Sunday, October 15, 2006

Disappointment.

I am so disappointed with someone. So much it physically hurt.

Disappointment is a huge part of life. But this is seriously getting old.

Relapse

I had another episode this evening and it reduced my mom to tears. I hate to see her cry which was why I held it in till I thought she left the house to get her hair done. I was underneath my blankie when she flipped open it and caught me.

The worst part was, I couldn't answer her when she asked me why. I really do not know why and it breaks my heart to have to break hers.

It's so hard to have to deal with this alone. I have got no choice because noone believes a word I say. Or rather, noone gives a shit enough.

To friends of mine reading this. I am sorry I can't be the person you know in real life. For that, go to www___________________ (URL deleted because my picture is on that site).

Like I've mentioned before, this is a highly personal journal and this is the only place where noone's gonna pick on the things I say.

I do not wish to have to be happy in here. Please understand and if need be, leave me alone.

There is another journal I keep at www.alcowhore.blogspot.com which is less sombre. Maybe that'd be better to visit.

'Expecting the world to treat you fairly because you are good is like expecting the bull not to charge because you are a vegetarian.' - Someone

Wednesday, October 11, 2006

And The Reality

I regretted it immediately the moment I woke up.

My previous post was extremely insensitive, thoughtless and irresponsible.

And no, I do not feel that way as soon as the alcohol left my system.

He was just something different, the kinda attention I never got in a long long time. I do not have any feelings towards him nor do I want to be with him.

A trip to Italy is extremely exciting and I would love to go there on a holiday but it's another matter altogether if I were to settle down there permanently and become a citizen.

My heart still belongs to London, England.
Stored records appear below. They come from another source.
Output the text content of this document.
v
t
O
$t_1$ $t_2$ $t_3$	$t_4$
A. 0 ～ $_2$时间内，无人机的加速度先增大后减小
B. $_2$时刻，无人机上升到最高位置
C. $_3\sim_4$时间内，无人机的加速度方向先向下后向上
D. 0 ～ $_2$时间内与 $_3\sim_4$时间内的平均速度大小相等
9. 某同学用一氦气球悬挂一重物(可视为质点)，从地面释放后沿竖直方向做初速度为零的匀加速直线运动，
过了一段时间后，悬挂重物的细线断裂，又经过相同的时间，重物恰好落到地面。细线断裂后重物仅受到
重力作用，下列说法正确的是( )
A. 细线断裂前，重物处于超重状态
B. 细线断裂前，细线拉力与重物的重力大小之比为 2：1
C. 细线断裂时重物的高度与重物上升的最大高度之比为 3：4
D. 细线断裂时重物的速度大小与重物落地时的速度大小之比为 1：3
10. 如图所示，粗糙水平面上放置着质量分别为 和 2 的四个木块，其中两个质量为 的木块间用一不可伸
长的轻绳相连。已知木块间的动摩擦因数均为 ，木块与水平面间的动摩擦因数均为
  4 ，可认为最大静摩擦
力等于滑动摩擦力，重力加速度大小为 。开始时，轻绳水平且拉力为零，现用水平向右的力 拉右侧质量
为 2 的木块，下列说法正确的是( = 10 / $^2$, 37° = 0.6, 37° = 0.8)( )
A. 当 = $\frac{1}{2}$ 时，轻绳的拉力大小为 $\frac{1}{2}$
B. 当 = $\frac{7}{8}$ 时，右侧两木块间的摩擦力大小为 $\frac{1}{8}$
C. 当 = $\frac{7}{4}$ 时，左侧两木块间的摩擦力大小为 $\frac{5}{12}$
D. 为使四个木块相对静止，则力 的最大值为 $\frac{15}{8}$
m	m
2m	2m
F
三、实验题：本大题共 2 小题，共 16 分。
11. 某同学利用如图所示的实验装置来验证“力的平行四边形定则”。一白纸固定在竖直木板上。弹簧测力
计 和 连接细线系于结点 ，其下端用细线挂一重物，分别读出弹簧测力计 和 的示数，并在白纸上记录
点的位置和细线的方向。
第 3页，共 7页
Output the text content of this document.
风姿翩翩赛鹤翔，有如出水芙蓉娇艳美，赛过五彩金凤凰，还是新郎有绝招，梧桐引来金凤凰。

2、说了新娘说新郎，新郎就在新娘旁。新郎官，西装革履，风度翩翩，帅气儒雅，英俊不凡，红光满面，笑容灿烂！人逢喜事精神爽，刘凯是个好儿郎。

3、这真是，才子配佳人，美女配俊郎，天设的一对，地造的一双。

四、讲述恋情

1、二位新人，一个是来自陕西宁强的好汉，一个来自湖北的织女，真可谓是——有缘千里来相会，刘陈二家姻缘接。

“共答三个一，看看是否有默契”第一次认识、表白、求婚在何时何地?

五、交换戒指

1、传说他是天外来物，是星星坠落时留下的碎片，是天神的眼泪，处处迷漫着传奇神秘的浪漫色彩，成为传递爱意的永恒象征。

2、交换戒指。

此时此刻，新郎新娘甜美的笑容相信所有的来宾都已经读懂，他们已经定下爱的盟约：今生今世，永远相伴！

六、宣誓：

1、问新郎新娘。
And I'd be back soon.

I hope you get what I mean.

And thanks for the roses.

Him

I've been jaded by someone I used to trust.

'You want to prevent the death of the relationship' I said 'But you never cared about its health'

Today, I received a dozen white roses from someone who, I believe, really loves me. But is it too little too late?

I seem to have developed some feelings for someone else.

It's too early to say but if I were to imagine myself somewhere with somebody, it's not the one who sent me the roses. Rather, it's that person who sent me home tonight.

When I was with him tonight, I was hoping the night never ended. It wasn't supposed to be this way. Why then did I feel that way?

Who do I want? I do not have the answer.

I just want someone who'd make me happy. For now. For whenever.

I do not care.

I just know I can't wait to see him tomorrow.

Update later. For now, I'm sloshed.

Sunday, October 08, 2006

The World, a Sooty Black.

I am so angry with so many people so many times I am starting to wonder if it is all even possible.

I feel so disconnected from everyone. They seem to be living life under a different manual. Everything is WRONG WRONG WRONG. I just don't get their logic or where they are coming from and they refuse to explain.

I am always the one told to let it slide while the rest of the monsters continue savaging me. This is ludicrous! They go on without an ounce of reason and I am the one who should be heading to hell. You tell me.

Shouldn't it be that the evil and wrong be flogged? Shouldn't it be that justice prevails? Since when did it switch around?

This is no longer making sense and the world gets scarier when all reasons and senses are lost. Suddenly, I don't know how to live anymore. I just don't.

I am starting to hate every single human being I see.